Regardless of whether you believe his story or not, the evidence seemed circumstantial at best. There was no failed test to fall back on. I don't know how I would feel if he had a full season taken away from him without any type of positive test (though I hear there is no test for HGH) or some other type of proof other than someone ratting him out.

I would love for the penalties to be increased but I would want some of the language changed a little bit in the drug policy.

Bengoodfella said...

I don't want to change the subject off the post and steroids but I want to say I read the Simmons-Gladwell "discussion" today that reads more like a fucking circle jerk of congratulations for each person's ideas.

I may tackle it at some point but I tell you what, regardless of whether the ideas or good or not, those two are incredibly impressed with each other. It's not like I expected each person to call the other wrong at any point but it is tough to read because they are just in agreement on everything and all the ideas each have, the other thinks is brilliant.

Ok, back to steroid talk.

ivn said...

I've waded through the Simmons-Gladwell exchange (what can I say, I'm putting off a rather large research paper due at the end of the week) and Billy starts waxing nostalgic about U2, Bruce Springsteen, and the fucking Police. I wonder if him and Peter King will go to a show together next time Billy's in Boston?

Bengoodfella said...

Yes I read that as well. I of course have some things to say about the conversation, it is a lot to read. It wasn't even a conversation, it was a mutual love association. These two love each other so much.

They are both probably on steroids.

AJ said...

I don't even know who this other guy is, to be honest.

And I'm not going to read an email exchange between people, I do that at work all the time. Why not just write a real column instead of goofing off and emailing someone?

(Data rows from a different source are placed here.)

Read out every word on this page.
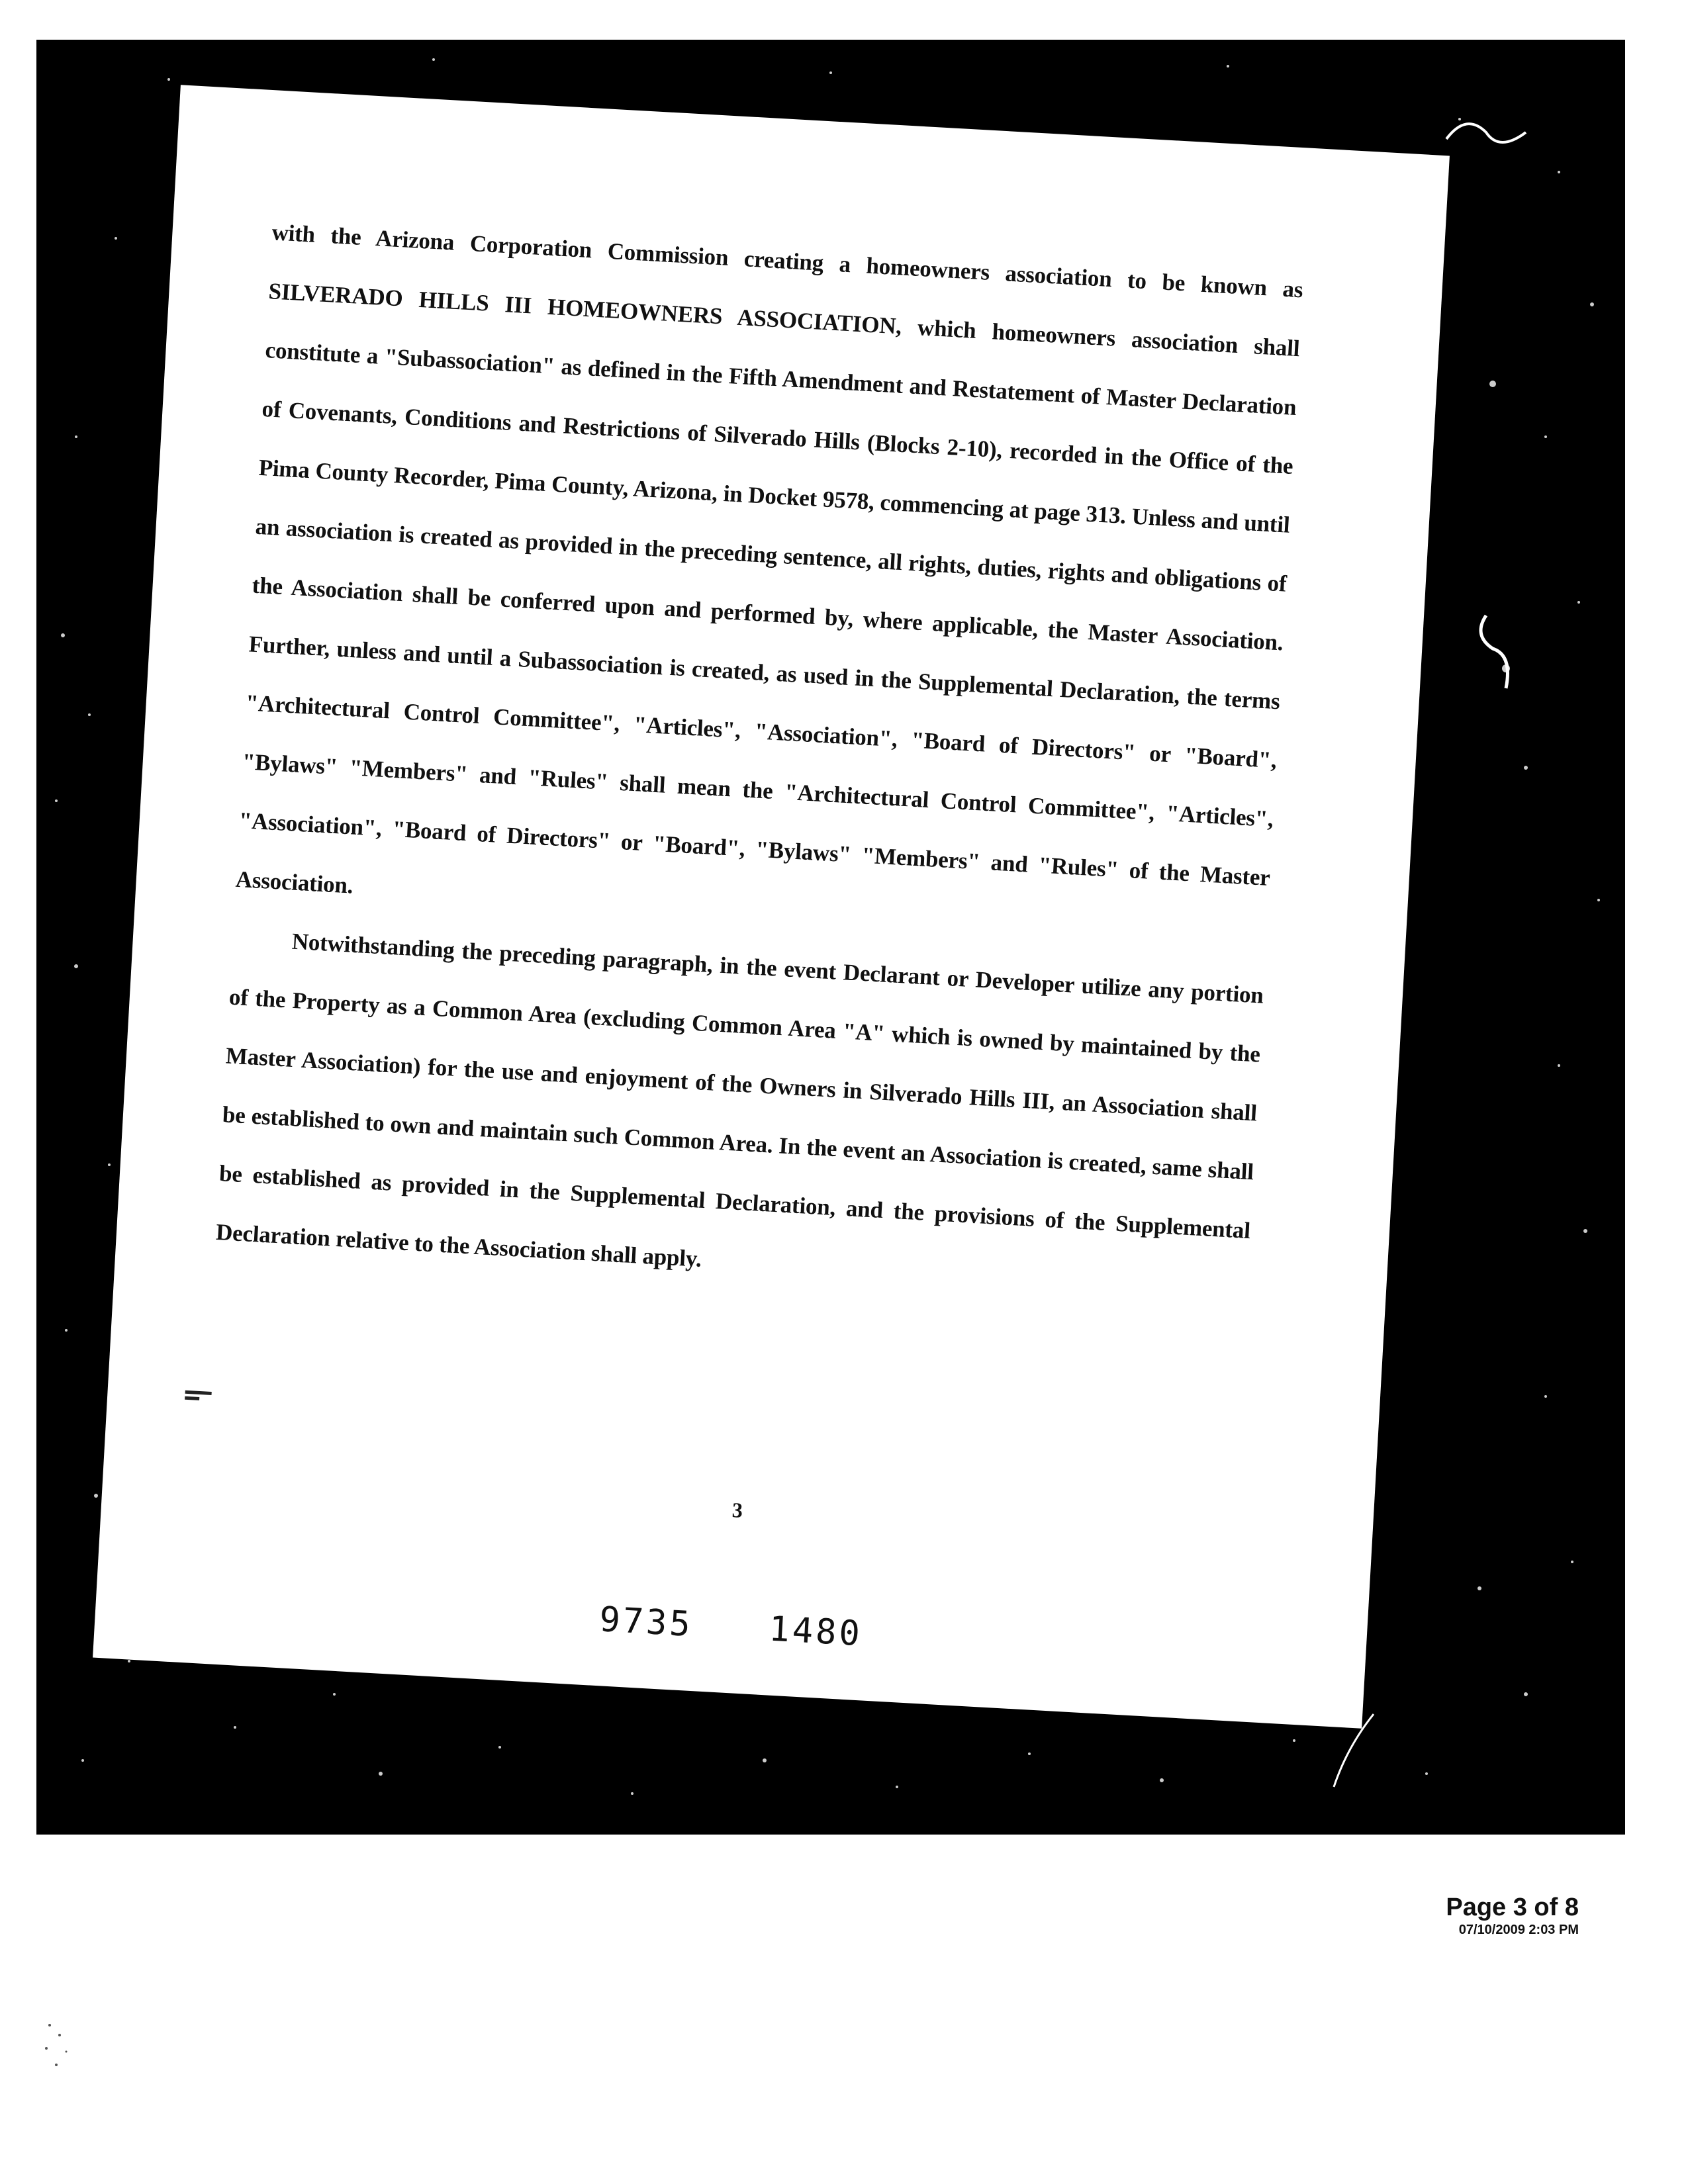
with the Arizona Corporation Commission creating a homeowners association to be known as SILVERADO HILLS III HOMEOWNERS ASSOCIATION, which homeowners association shall constitute a "Subassociation" as defined in the Fifth Amendment and Restatement of Master Declaration of Covenants, Conditions and Restrictions of Silverado Hills (Blocks 2-10), recorded in the Office of the Pima County Recorder, Pima County, Arizona, in Docket 9578, commencing at page 313. Unless and until an association is created as provided in the preceding sentence, all rights, duties, rights and obligations of the Association shall be conferred upon and performed by, where applicable, the Master Association. Further, unless and until a Subassociation is created, as used in the Supplemental Declaration, the terms "Architectural Control Committee", "Articles", "Association", "Board of Directors" or "Board", "Bylaws" "Members" and "Rules" shall mean the "Architectural Control Committee", "Articles", "Association", "Board of Directors" or "Board", "Bylaws" "Members" and "Rules" of the Master Association.

Notwithstanding the preceding paragraph, in the event Declarant or Developer utilize any portion of the Property as a Common Area (excluding Common Area "A" which is owned by maintained by the Master Association) for the use and enjoyment of the Owners in Silverado Hills III, an Association shall be established to own and maintain such Common Area. In the event an Association is created, same shall be established as provided in the Supplemental Declaration, and the provisions of the Supplemental Declaration relative to the Association shall apply.

3
9735 1480
Page 3 of 8
07/10/2009 2:03 PM
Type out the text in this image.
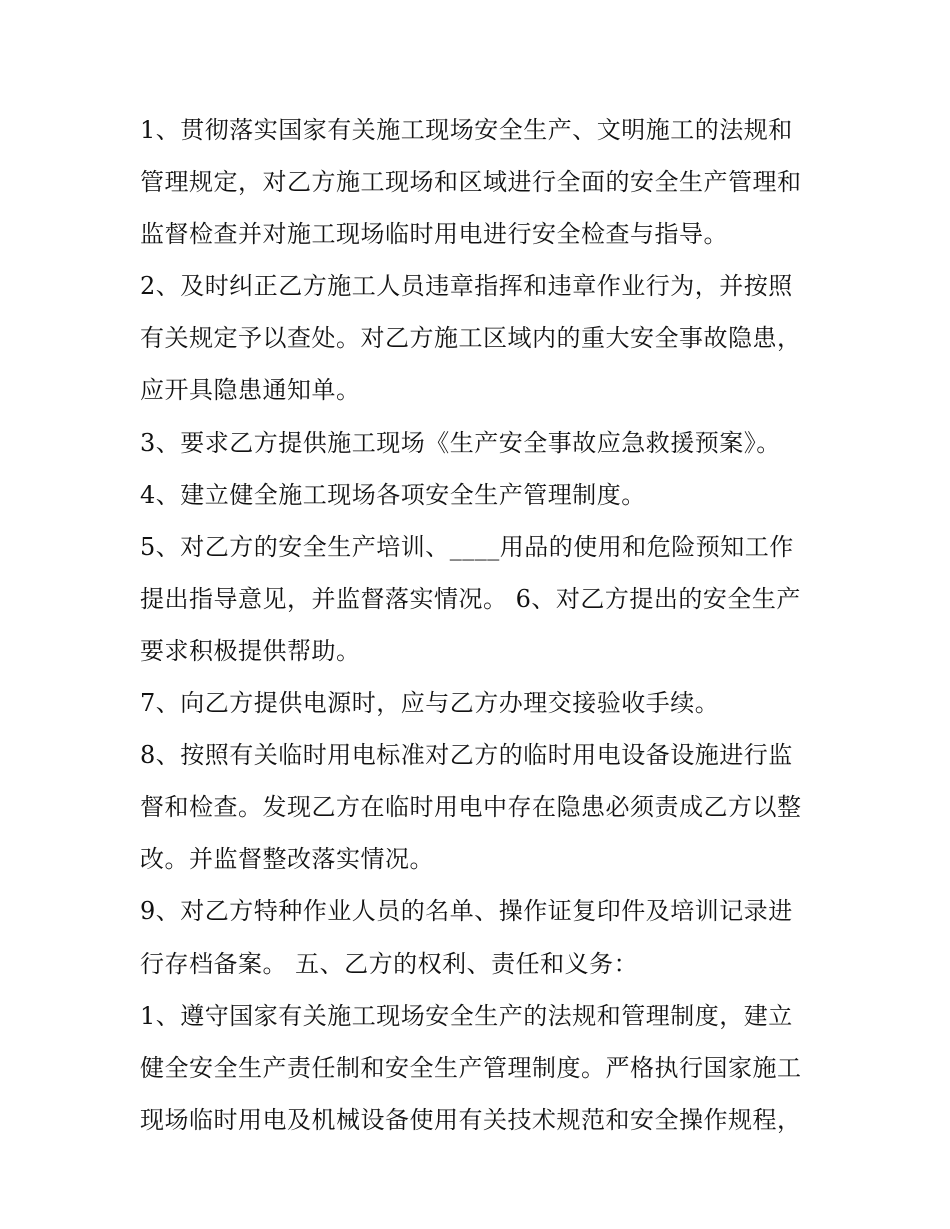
1、贯彻落实国家有关施工现场安全生产、文明施工的法规和
管理规定，对乙方施工现场和区域进行全面的安全生产管理和
监督检查并对施工现场临时用电进行安全检查与指导。
2、及时纠正乙方施工人员违章指挥和违章作业行为，并按照
有关规定予以查处。对乙方施工区域内的重大安全事故隐患，
应开具隐患通知单。
3、要求乙方提供施工现场《生产安全事故应急救援预案》。
4、建立健全施工现场各项安全生产管理制度。
5、对乙方的安全生产培训、____用品的使用和危险预知工作
提出指导意见，并监督落实情况。 6、对乙方提出的安全生产
要求积极提供帮助。
7、向乙方提供电源时，应与乙方办理交接验收手续。
8、按照有关临时用电标准对乙方的临时用电设备设施进行监
督和检查。发现乙方在临时用电中存在隐患必须责成乙方以整
改。并监督整改落实情况。
9、对乙方特种作业人员的名单、操作证复印件及培训记录进
行存档备案。 五、乙方的权利、责任和义务：
1、遵守国家有关施工现场安全生产的法规和管理制度，建立
健全安全生产责任制和安全生产管理制度。严格执行国家施工
现场临时用电及机械设备使用有关技术规范和安全操作规程，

Seriously, that would be like us putting all of our comments listed on this page into a main article on ESPN...

Bengoodfella said...

I know I have said it three posts in a row but what struck me the most was how much they just loved each other's work. Of course Gladwell is writing the foreword to Bill's basketball book. They had some ideas and comments in there that were off the wall at times in my opinion.

Martin said...

One thing about Wright was that he said he was afraid to hit Carmelo too hard because he was scared of getting a flagrant foul. After watching the games this post-season, it was a justified fear, but he should have instead just wrapped him up with a big hug.

Bengoodfella said...

I guess also he could have been called for an intentional foul as well? Maybe if the refs thought he wasn't going for the ball? I don't know if I understand all those rules anymore.

Martin said...

Yeah, I've never understood how these aren't called "intentional" fouls. If these aren't intentional, then what are? They have almost taken intentional foul and moved it into the realm of "shoving/pushing for no reason" or some such.

Bengoodfella said...

I mean I understand the idea behind the rules but the application doesn't make sense to me. Intentional foul means the person is not trying to go for the ball, I think. I believe the NBA needs to just re-evaluate the whole flagrant and intentional foul system a little bit.